From Seed to Flower

It never ceases to amaze me the humble beginnings of my favorite blue, flowering annual…

When planted, these seeds will grow into beautiful, Bachelor’s Button (Centaurea cyanus).

Every year, I grow Bachelor’s Button in my garden and then collect the seeds as the flowers begin to dry and store them for next year’s garden.  All you need to do to collect the seeds is to pull out the petals of the flowers once they have dried.  The seeds are found at the base of the dried petals.  Store the seeds in a dry container.

I also let some of the seeds fall into the garden so that they come up again in the spring.

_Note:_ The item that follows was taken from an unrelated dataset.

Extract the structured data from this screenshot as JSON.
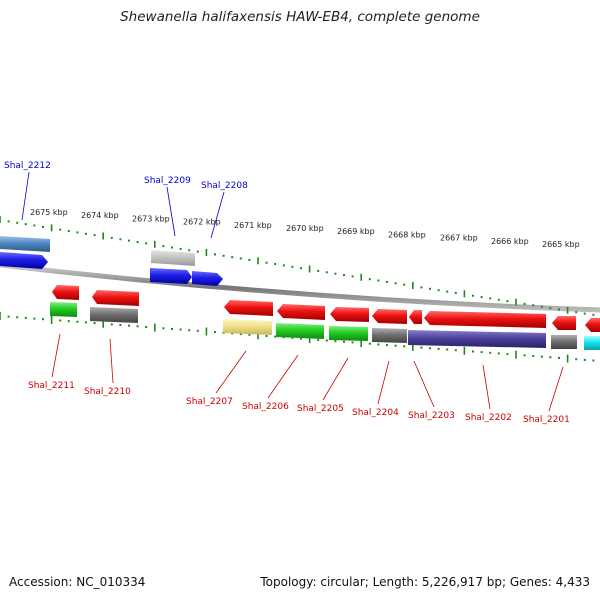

Bachelor’s Button makes great cut flowers.

I love the color blue and it can be hard to find flowers in that color, so Bachelor’s Button is a must for my garden.  Because they come up easy from seed – anyone can grow them.

This beautiful. blue flowering annual makes a great companion plant for the vegetable garden.  The blue flowers attract pollinators to the garden, which can help to pollinate your tomatoes, squash, melons, cucumbers and more.

Bachelor’s Button also attract beneficial insects to the vegetable garden that will eat ‘bad’ bugs like scale and thrips.

Whether you plant this blue-flowered annual in a perennial bed or in the vegetable garden – it all starts with a few seeds…

How about you?

Do you grow Bachelor’s Button?

What other types of flowers do you grow from seed?

For more beautiful flowers you can grow in your garden, check out the article “Flowers for a Cutting Garden”.

  1. Andrea Stephens says

    I have marigolds and zinnias that I have had for 4-5 years. Each fall I gather the seeds and store them over the winter to replant next spring. And I bought them at the Dollar Store 2/$1.00. How great is that?

  2. says

    Thanks for the tip about adding this small flowering annual to the veggie garden. I too love the color blue and wondered how to add it to my flower gardens. Now I know. Thanks!